I turn onto the aptly-named Poplar Street. It's lined on either side with giant trees that cast long shadows across the road in the early-morning light. The air has that warm, fuzzy quality it only gets on clear summer mornings. It's peaceful and lulls me into a sleepy haze, making me yawn.

I didn't get much sleep. Trying to let go of my anxiety over my own future is hard enough. Keeping myself from worrying about Lucia's health is impossible when I have almost no information about what's happening. I was too emotionally wrung out to call Ty last night and ask him for more details. Not that he would've answered anyway. I understand why he didn't tell me what was going on. But I still wish he'd felt like he could confide in me. If anyone understands what he's going through, it's me.

I haven't exactly been making it easy for him to talk to me lately, though. I've been too concerned about whether or not he was going to break my heart again. I have a tendency to believe the worst in people. It feels safer to expect everyone to let you down, like it'll hurt less if you see it coming. But it never works out that way. It still stings just as much when someone disappoints you, and I know I disappointed Ty. I'm the one who owes him an apology this time, and I need to do it in person.

I park the car in front of the Rossi's farm-style house. Everything about it says 'home' from the yellow clapboard siding and cherry-red door to the picket fence. Being inside is like having someone wrap you in a hug. Love permeates every room.

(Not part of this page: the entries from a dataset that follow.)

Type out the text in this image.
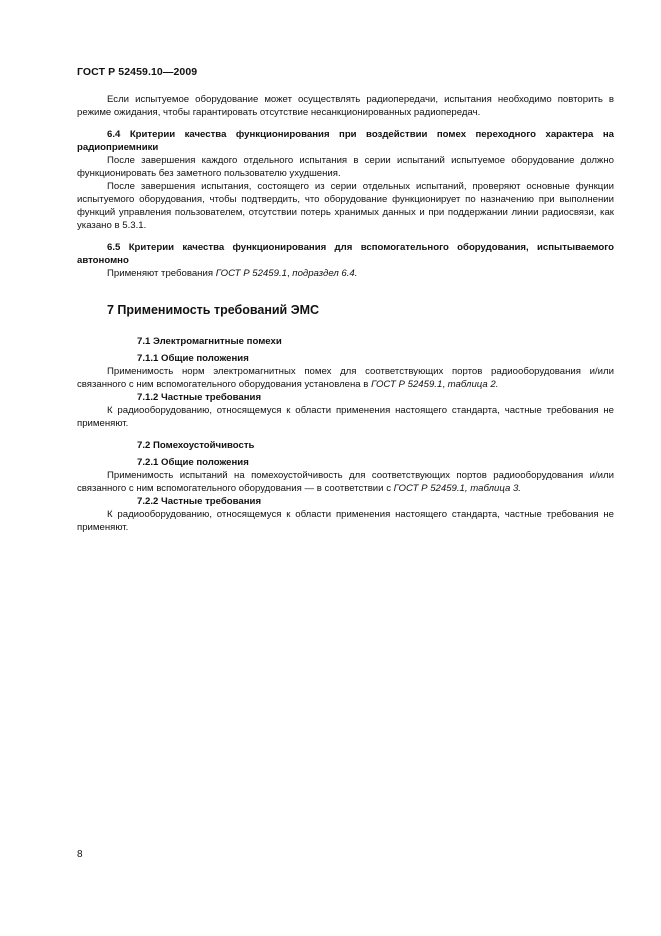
ГОСТ Р 52459.10—2009

Если испытуемое оборудование может осуществлять радиопередачи, испытания необходимо повторить в режиме ожидания, чтобы гарантировать отсутствие несанкционированных радиопередач.

6.4 Критерии качества функционирования при воздействии помех переходного характера на радиоприемники

После завершения каждого отдельного испытания в серии испытаний испытуемое оборудование должно функционировать без заметного пользователю ухудшения.

После завершения испытания, состоящего из серии отдельных испытаний, проверяют основные функции испытуемого оборудования, чтобы подтвердить, что оборудование функционирует по назначению при выполнении функций управления пользователем, отсутствии потерь хранимых данных и при поддержании линии радиосвязи, как указано в 5.3.1.

6.5 Критерии качества функционирования для вспомогательного оборудования, испытываемого автономно

Применяют требования ГОСТ Р 52459.1, подраздел 6.4.

7 Применимость требований ЭМС

7.1 Электромагнитные помехи

7.1.1 Общие положения

Применимость норм электромагнитных помех для соответствующих портов радиооборудования и/или связанного с ним вспомогательного оборудования установлена в ГОСТ Р 52459.1, таблица 2.

7.1.2 Частные требования

К радиооборудованию, относящемуся к области применения настоящего стандарта, частные требования не применяют.

7.2 Помехоустойчивость

7.2.1 Общие положения

Применимость испытаний на помехоустойчивость для соответствующих портов радиооборудования и/или связанного с ним вспомогательного оборудования — в соответствии с ГОСТ Р 52459.1, таблица 3.

7.2.2 Частные требования

К радиооборудованию, относящемуся к области применения настоящего стандарта, частные требования не применяют.

8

Grabbing the cookies, I unlatch the gate and walk up to the door. My heart's humming, and I pause to gather my courage before knocking. I'm not sure what kind of reception I'll get showing up like this.

I take a breath and rap my knuckles against the door. There aren't any sounds coming from inside the house, and I fight to stop my mind from spiraling into what-ifs. What if Ty told his family I yelled at him, and none of them want to speak to me? What if something went wrong, and they had to rush Lucia back to the hospital? But after a few seconds, I hear the steady tread of feet against tile, and the door swings open.

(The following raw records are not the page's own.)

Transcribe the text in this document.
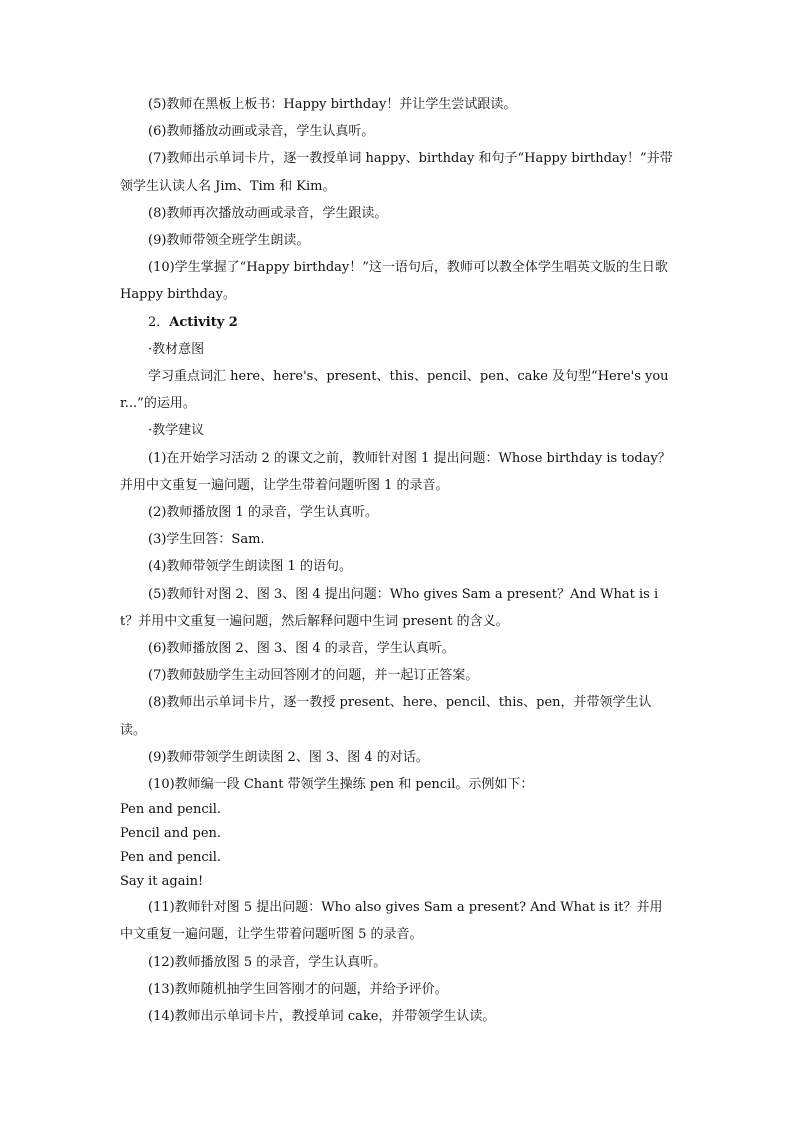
(5)教师在黑板上板书：Happy birthday！并让学生尝试跟读。

(6)教师播放动画或录音，学生认真听。

(7)教师出示单词卡片，逐一教授单词 happy、birthday 和句子“Happy birthday！”并带领学生认读人名 Jim、Tim 和 Kim。

(8)教师再次播放动画或录音，学生跟读。

(9)教师带领全班学生朗读。

(10)学生掌握了“Happy birthday！”这一语句后，教师可以教全体学生唱英文版的生日歌　Happy birthday。

2．Activity 2

·教材意图

学习重点词汇 here、here's、present、this、pencil、pen、cake 及句型“Here's your...”的运用。

·教学建议

(1)在开始学习活动 2 的课文之前，教师针对图 1 提出问题：Whose birthday is today？并用中文重复一遍问题，让学生带着问题听图 1 的录音。

(2)教师播放图 1 的录音，学生认真听。

(3)学生回答：Sam.

(4)教师带领学生朗读图 1 的语句。

(5)教师针对图 2、图 3、图 4 提出问题：Who gives Sam a present？And What is it？并用中文重复一遍问题，然后解释问题中生词 present 的含义。

(6)教师播放图 2、图 3、图 4 的录音，学生认真听。

(7)教师鼓励学生主动回答刚才的问题，并一起订正答案。

(8)教师出示单词卡片，逐一教授 present、here、pencil、this、pen，并带领学生认读。

(9)教师带领学生朗读图 2、图 3、图 4 的对话。

(10)教师编一段 Chant 带领学生操练 pen 和 pencil。示例如下：

Pen and pencil.

Pencil and pen.

Pen and pencil.

Say it again!

(11)教师针对图 5 提出问题：Who also gives Sam a present? And What is it？并用中文重复一遍问题，让学生带着问题听图 5 的录音。

(12)教师播放图 5 的录音，学生认真听。

(13)教师随机抽学生回答刚才的问题，并给予评价。

(14)教师出示单词卡片，教授单词 cake，并带领学生认读。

"Quinn, what a wonderful surprise." Gianna holds out an arm, giving me a big side-hug and being careful not to smash the box I'm holding. I blink my eyes to keep them from welling up. I really needed that hug today. I didn't even know how much. Gianna pulls back but keeps her hands on my shoulders. "I'm afraid you missed Ty, hun. He already left for work."

"I'm actually not here for Ty," I say. I made sure his truck was safely parked outside the cooking school before driving over here. I need to apologize to him, but I have a couple other things to take care of first. "I was hoping to see Lucia. If she's feeling up to it, that is."

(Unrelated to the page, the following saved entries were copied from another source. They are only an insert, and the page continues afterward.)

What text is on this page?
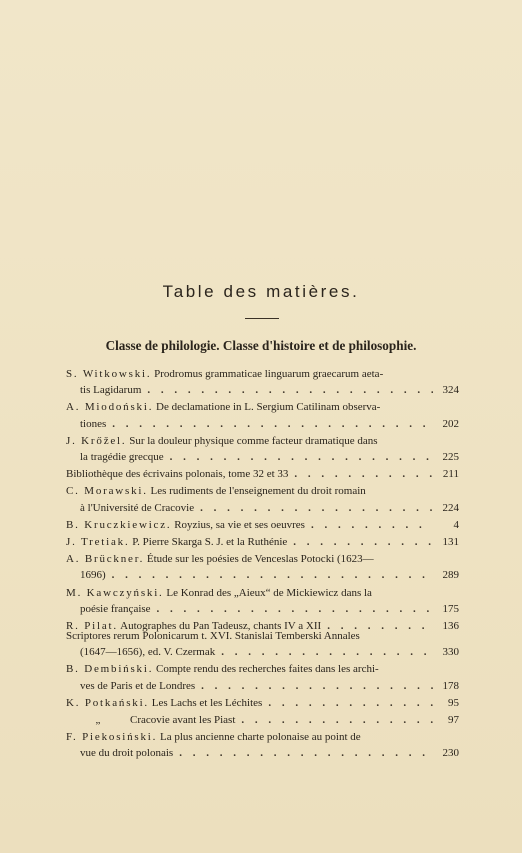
Table des matières.
Classe de philologie. Classe d'histoire et de philosophie.
S. Witkowski. Prodromus grammaticae linguarum graecarum aeta-
tis Lagidarum . . .	324
A. Miodoński. De declamatione in L. Sergium Catilinam observa-
tiones . . .	202
J. Krőžel. Sur la douleur physique comme facteur dramatique dans
la tragédie grecque . . .	225
Bibliothèque des écrivains polonais, tome 32 et 33 . . .	211
C. Morawski. Les rudiments de l'enseignement du droit romain
à l'Université de Cracovie . . .	224
B. Kruczkiewicz. Royzius, sa vie et ses oeuvres . . .	4
J. Tretiak. P. Pierre Skarga S. J. et la Ruthénie . . .	131
A. Brückner. Étude sur les poésies de Venceslas Potocki (1623—
1696) . . .	289
M. Kawczyński. Le Konrad des „Aieux“ de Mickiewicz dans la
poésie française . . .	175
R. Pilat. Autographes du Pan Tadeusz, chants IV a XII . . .	136
Scriptores rerum Polonicarum t. XVI. Stanislai Temberski Annales
(1647—1656), ed. V. Czermak . . .	330
B. Dembiński. Compte rendu des recherches faites dans les archi-
ves de Paris et de Londres . . .	178
K. Potkański. Les Lachs et les Léchites . . .	95
„	Cracovie avant les Piast . . .	97
F. Piekosiński. La plus ancienne charte polonaise au point de
vue du droit polonais . . .	230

A somber smile stretches across Gianna's face, and her eyes spark with understanding. "Ty finally told you."

I bite my lip and nod. Ty must not have told his family about our conversation yesterday, which is a relief. I'd be humiliated if they all knew what a monster I was being. But I also don't want them to be mad at Ty for telling me about Lucia's situation.

"He did," I admit. "But he didn't want to. I um...I kind of forced it out of him."

Gianna squeezes my arms. "I'm glad. He needs someone to talk to right now. This has been hard on him."

My eyes drop to the ground, and I swallow. I know how much Ty loves his mother. I'm sure he's needed a friend recently, and I haven't been that for him. I might have plenty of reasons for that, but I still regret it. If I could rewind to a week ago when Ty first got back to town, I'd do everything differently. I just hope he'll give me another chance.

Gianna inhales and eyes the box I'm holding. "Are those Nelson's triple-chocolate-chunk cookies?"

A small smile tugs at my lips, and I shrug. "Of course. Only the best for Lucia."

"Well, you better get in here then." She steps inside and gestures for me to follow her. "Everyone else left for the day, but Mama's in the living room, and she's going to be very happy to see you."